Ao gravar canções como ‘Atrevida’ e ‘Começar de novo’, você colaborou muito para a emancipação feminina. Há hoje mais avanços ou retrocessos nesse campo?

Adoraria que tivéssemos avançado léguas, mas voltamos dois passos para trás para avançarmos em seguida. Sempre me posicionei em relação ao que achava importante. Nunca tive medo. Há discussões que ganharam uma relevância da qual discordo. É muito silicone e pouco livro. A mulher não pode se fechar para a vida. Terminou um relacionamento, busca outro! É como cantava o Cazuza: “Brasil, mostra a tua cara”. A gente pode andar com medo ainda, mas andamos. E, assim, caminhamos.

E a sua crença no Brasil? Será que conseguiremos resgatar, este ano, ‘um país mais que divino/masculino, feminino e plural’*?
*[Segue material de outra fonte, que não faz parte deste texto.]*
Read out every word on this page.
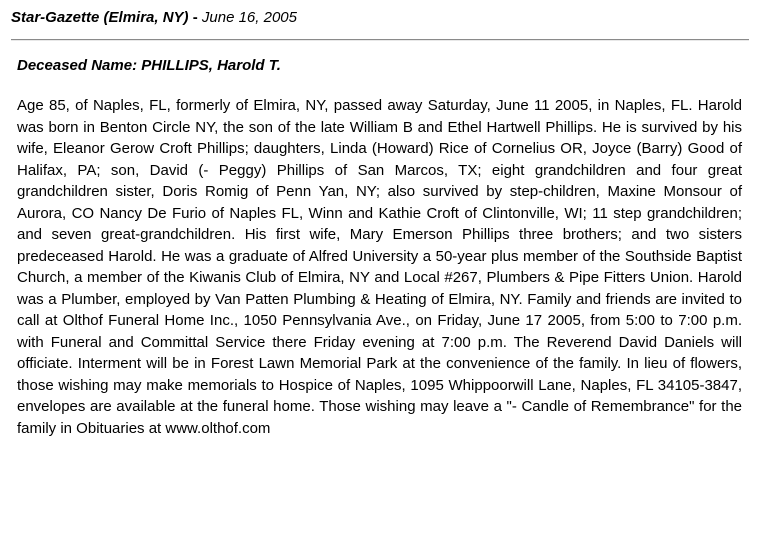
Star-Gazette (Elmira, NY) - June 16, 2005
Deceased Name: PHILLIPS, Harold T.

Age 85, of Naples, FL, formerly of Elmira, NY, passed away Saturday, June 11 2005, in Naples, FL. Harold was born in Benton Circle NY, the son of the late William B and Ethel Hartwell Phillips. He is survived by his wife, Eleanor Gerow Croft Phillips; daughters, Linda (Howard) Rice of Cornelius OR, Joyce (Barry) Good of Halifax, PA; son, David (- Peggy) Phillips of San Marcos, TX; eight grandchildren and four great grandchildren sister, Doris Romig of Penn Yan, NY; also survived by step-children, Maxine Monsour of Aurora, CO Nancy De Furio of Naples FL, Winn and Kathie Croft of Clintonville, WI; 11 step grandchildren; and seven great-grandchildren. His first wife, Mary Emerson Phillips three brothers; and two sisters predeceased Harold. He was a graduate of Alfred University a 50-year plus member of the Southside Baptist Church, a member of the Kiwanis Club of Elmira, NY and Local #267, Plumbers & Pipe Fitters Union. Harold was a Plumber, employed by Van Patten Plumbing & Heating of Elmira, NY. Family and friends are invited to call at Olthof Funeral Home Inc., 1050 Pennsylvania Ave., on Friday, June 17 2005, from 5:00 to 7:00 p.m. with Funeral and Committal Service there Friday evening at 7:00 p.m. The Reverend David Daniels will officiate. Interment will be in Forest Lawn Memorial Park at the convenience of the family. In lieu of flowers, those wishing may make memorials to Hospice of Naples, 1095 Whippoorwill Lane, Naples, FL 34105-3847, envelopes are available at the funeral home. Those wishing may leave a "- Candle of Remembrance" for the family in Obituaries at www.olthof.com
Acredito muito no Brasil. Para tanto, esse “demônio lunático” precisa sair de onde está. Precisamos resgatar a pátria que já foi nossa. Não podemos ter vergonha dela. As cores da bandeira são nossas, o país é nosso e não propriedade de nenhum louco. Eu quero o país sobre o qual ouvia falar quando era criança. Esse país precisa de políticos que olhem para as pessoas, para a pátria. Somos um país maravilhoso que está à deriva. A gente precisa de políticos que façam esse país merecer o nome de Brasil. Não sei se a minha geração vai conseguir ver isso. Certamente, as futuras.

*Versos de “Falou, amizade”, de Caetano Veloso,  gravada por Simone no álbum “Sedução”, de 1988.